Student researches communication gaps during health-care transitions


Laura Jones conducts thesis research on care transitions.

Editor's note: This story was first published in spring 2012. As of June 2012, Jones is an inaugural graduate of the School of Nursing.

Once, while working as a nurse for a home-care agency, Laura Jones arrived at a home only to discover five different care providers present to assist the couple who lived there. None of the caregivers knew the others planned to be there, and they were not fully versed on each other’s roles. The health-care providers convened an impromptu meeting to bring each other up to speed. For Jones, the situation provided just one more example of the disconnected, inefficient approach that characterizes so much of the health-care system.

Jones witnessed many such instances of duplicative and fragmented care during her more than three decades as a nurse. She saw individuals fail to understand changes that health-care providers made to their medications or their care plans during a health-care transition—a move from one care environment, such as from hospital to rehabilitation center or home. The communication gaps between people and their health-care providers—or among different health-care providers—sometimes led to errors or inferior health outcomes, according to Jones.

“The part of health care that has always bothered me is the disconnections, the silos,” Jones said. She repeatedly asked herself, “How in the world do we get people to talk to each other across the continuum of care?”

Now, as a master’s-degree student at the Betty Irene Moore School of Nursing, Jones is working to address that important question. She examines the role of electronic community health records in bridging the communication gaps that may occur when older adults who are living with chronic conditions move from one care environment to another. Her research looks at the utility of a Web-based software tool in facilitating communication and coordination among older adults’ various health-care providers, and in enabling them to be more involved in their health care.

“My passion is centered on finding a way for health-care providers to better connect to each other and also getting people to own their care plan,” Jones explained.

The software tool allows all of a person’s relevant health-care providers—including family members, home-health providers, nurses, doctors and others—to access, share and update key health-related information on a centralized, secure, Web-based system. The tool tracks medications, health conditions, health-care providers’ contact information, and outcomes from health-care meetings and appointments. Care providers can correspond with each other in privacy, and individuals can articulate health goals and log their progress.

“My passion is centered on finding a way for health-care providers to better connect to each other and also getting people to own their care plan."

—Master's-degree student Laura Jones

When no such system is in place, it often falls on the person being treated to share information between health-care providers, creating many opportunities for confusion and mistakes, Jones said.

Jones was a consultant in the development of the tool, contributing her decades of nursing experience and her observations of communication breakdowns during care transitions.

For her master’s thesis, Jones is collecting input from health-care providers in diverse settings and the people they treat regarding the communication gaps they have seen or experienced, to gauge the tool’s usefulness and explore possible enhancements. She hopes her research will lead to improved coordination among health-care providers, and improved health among the people they treat.

“We keep doing the same thing over and over and getting the same results,” Jones said of the current health-care system. “I know we can do better.”
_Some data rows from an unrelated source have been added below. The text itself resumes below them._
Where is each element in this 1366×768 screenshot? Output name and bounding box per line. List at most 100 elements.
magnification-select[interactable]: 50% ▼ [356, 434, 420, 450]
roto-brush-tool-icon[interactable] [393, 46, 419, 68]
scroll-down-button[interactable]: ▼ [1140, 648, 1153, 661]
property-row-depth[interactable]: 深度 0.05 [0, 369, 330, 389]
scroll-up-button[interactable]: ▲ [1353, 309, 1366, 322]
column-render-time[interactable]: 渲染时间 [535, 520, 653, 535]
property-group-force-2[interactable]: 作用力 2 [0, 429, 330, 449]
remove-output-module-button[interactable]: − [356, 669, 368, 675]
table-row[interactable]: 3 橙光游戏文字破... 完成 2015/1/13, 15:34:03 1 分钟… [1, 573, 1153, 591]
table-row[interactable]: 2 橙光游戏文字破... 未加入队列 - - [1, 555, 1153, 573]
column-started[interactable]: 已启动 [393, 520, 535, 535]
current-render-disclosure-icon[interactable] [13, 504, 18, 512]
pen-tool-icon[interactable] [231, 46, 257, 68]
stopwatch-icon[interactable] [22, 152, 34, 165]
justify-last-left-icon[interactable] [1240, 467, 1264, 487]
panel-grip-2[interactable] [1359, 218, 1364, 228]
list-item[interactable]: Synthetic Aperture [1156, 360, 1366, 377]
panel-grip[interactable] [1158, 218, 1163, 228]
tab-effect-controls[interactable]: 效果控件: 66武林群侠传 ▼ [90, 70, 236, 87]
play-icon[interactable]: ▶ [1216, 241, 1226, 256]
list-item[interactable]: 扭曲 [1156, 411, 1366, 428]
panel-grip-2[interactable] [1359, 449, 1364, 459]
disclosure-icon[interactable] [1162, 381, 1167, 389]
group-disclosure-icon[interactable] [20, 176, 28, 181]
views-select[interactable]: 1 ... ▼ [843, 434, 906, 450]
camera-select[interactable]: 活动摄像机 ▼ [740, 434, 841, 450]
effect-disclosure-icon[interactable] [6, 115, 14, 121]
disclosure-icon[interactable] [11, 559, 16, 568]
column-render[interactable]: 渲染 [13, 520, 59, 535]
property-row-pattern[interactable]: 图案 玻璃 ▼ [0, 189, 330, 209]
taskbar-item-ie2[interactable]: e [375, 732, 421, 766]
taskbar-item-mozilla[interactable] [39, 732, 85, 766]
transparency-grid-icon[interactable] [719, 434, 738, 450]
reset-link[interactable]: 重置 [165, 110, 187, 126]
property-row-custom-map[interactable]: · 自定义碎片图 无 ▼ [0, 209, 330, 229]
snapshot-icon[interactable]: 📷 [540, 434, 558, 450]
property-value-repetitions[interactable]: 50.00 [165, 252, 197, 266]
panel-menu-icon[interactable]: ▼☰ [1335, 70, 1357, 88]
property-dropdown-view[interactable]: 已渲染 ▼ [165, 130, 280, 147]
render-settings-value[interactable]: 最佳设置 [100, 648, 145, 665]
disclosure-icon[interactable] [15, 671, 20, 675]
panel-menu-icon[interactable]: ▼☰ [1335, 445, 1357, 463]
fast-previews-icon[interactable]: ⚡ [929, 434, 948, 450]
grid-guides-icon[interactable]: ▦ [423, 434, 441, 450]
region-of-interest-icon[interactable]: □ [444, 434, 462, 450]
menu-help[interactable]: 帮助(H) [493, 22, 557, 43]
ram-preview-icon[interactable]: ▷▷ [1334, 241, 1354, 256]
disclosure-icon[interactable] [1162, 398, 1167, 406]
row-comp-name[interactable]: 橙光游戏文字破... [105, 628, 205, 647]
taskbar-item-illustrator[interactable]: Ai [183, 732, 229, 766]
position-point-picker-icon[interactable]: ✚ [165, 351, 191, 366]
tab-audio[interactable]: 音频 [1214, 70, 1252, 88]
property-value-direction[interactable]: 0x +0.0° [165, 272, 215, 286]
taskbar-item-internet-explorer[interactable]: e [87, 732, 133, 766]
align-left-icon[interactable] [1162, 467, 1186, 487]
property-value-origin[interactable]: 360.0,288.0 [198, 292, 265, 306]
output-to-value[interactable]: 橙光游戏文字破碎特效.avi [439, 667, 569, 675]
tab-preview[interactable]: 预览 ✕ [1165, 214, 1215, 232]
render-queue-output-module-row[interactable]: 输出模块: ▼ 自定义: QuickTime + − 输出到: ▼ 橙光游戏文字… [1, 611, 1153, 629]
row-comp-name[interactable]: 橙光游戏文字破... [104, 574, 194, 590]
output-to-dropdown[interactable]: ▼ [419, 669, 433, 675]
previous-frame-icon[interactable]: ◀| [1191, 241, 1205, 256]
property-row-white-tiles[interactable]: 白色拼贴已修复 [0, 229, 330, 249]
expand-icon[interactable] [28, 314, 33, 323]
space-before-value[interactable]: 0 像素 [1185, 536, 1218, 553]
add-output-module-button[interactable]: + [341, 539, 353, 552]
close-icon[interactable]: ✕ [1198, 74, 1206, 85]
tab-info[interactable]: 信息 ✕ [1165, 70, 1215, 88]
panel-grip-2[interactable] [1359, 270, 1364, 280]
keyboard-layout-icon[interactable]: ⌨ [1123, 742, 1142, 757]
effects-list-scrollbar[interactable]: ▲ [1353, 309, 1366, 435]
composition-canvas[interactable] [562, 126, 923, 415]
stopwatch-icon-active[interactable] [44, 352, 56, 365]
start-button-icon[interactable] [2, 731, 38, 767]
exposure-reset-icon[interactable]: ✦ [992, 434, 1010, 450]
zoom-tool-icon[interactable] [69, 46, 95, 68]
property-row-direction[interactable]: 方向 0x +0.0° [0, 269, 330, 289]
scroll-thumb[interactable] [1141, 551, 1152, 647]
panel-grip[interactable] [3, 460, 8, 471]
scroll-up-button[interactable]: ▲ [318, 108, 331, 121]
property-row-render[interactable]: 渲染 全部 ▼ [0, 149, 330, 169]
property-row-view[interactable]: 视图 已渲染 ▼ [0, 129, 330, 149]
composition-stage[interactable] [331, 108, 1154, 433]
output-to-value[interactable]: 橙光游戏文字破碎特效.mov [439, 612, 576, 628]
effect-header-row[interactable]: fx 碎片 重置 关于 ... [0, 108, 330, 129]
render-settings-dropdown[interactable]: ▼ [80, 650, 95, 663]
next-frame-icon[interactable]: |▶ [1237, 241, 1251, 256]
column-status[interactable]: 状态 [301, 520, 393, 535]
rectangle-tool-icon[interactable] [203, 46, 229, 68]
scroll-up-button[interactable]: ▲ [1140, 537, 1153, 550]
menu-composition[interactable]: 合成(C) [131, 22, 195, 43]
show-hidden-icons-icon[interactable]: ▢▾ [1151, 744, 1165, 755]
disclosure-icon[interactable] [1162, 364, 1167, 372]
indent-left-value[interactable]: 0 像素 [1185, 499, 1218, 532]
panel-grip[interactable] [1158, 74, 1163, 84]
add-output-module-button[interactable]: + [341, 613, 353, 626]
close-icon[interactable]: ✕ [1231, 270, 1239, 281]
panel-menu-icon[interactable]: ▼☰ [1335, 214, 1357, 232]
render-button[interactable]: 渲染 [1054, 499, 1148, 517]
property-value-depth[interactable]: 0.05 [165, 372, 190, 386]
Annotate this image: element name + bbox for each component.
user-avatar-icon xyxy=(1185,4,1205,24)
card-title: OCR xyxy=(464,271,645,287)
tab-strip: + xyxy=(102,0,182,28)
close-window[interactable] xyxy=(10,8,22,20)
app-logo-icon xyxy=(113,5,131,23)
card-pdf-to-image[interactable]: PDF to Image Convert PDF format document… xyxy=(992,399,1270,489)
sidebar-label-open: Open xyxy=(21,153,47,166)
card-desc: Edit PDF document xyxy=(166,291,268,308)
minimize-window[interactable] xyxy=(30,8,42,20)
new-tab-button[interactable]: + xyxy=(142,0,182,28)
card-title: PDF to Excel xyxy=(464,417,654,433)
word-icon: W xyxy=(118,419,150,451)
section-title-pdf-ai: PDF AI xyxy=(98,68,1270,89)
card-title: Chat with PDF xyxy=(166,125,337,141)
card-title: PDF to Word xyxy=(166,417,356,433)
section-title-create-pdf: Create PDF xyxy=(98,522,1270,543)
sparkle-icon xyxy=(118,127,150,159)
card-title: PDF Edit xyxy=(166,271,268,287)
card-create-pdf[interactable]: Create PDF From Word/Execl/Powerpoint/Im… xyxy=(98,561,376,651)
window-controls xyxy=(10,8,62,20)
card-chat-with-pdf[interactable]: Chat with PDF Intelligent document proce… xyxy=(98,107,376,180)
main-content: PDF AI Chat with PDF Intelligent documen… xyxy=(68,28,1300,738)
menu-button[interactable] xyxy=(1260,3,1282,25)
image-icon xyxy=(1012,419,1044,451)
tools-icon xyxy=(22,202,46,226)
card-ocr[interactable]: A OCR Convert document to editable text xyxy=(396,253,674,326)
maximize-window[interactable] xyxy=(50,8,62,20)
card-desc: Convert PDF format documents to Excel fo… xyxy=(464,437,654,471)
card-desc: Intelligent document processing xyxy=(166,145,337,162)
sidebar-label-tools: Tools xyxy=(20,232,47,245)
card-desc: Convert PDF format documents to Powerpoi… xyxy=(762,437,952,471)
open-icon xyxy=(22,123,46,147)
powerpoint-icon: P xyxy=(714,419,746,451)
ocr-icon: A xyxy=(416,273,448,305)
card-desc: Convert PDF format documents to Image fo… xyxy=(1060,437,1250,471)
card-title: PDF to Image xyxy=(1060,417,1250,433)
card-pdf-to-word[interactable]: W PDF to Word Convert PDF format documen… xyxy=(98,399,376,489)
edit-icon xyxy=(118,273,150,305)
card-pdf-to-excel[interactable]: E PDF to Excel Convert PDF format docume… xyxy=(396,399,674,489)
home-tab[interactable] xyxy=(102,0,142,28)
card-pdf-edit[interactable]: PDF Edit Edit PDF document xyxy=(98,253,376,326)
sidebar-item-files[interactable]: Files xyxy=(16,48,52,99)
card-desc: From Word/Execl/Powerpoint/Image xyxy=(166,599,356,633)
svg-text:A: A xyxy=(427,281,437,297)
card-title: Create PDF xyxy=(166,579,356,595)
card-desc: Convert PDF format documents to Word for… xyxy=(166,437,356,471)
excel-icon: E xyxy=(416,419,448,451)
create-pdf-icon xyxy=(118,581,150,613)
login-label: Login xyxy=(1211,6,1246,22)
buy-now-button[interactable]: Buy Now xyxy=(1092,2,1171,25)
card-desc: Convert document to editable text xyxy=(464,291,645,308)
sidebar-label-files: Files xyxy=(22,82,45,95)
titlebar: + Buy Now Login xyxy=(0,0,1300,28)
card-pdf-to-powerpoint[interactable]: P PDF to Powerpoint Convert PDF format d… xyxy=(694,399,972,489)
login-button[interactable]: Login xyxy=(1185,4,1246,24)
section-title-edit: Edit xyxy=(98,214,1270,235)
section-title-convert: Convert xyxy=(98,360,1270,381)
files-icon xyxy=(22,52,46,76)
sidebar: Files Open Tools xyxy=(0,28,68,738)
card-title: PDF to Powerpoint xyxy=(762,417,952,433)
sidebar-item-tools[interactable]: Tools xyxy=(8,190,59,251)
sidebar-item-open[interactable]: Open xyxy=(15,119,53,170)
Philanthropy has enabled Jones to pursue her graduate education and delve more deeply into her research project. In addition to financial support through the Gordon and Betty Moore Foundation’s founding grant to establish the School of Nursing, Jones received the Constant M. and Tempest B. van Vlierden Scholarship in Nursing and the Senior Citizens of Davis Award. Receiving a scholarship is a heartening and confidence-building endorsement of her research, Jones said.

“It’s very uplifting,” she said.

The School of Nursing, with its emphasis on interprofessional education, is an excellent fit for Jones, who herself has a vision of transdisciplinary care.

“I want to teach someday, and I’ll want my future students to think outside the box.”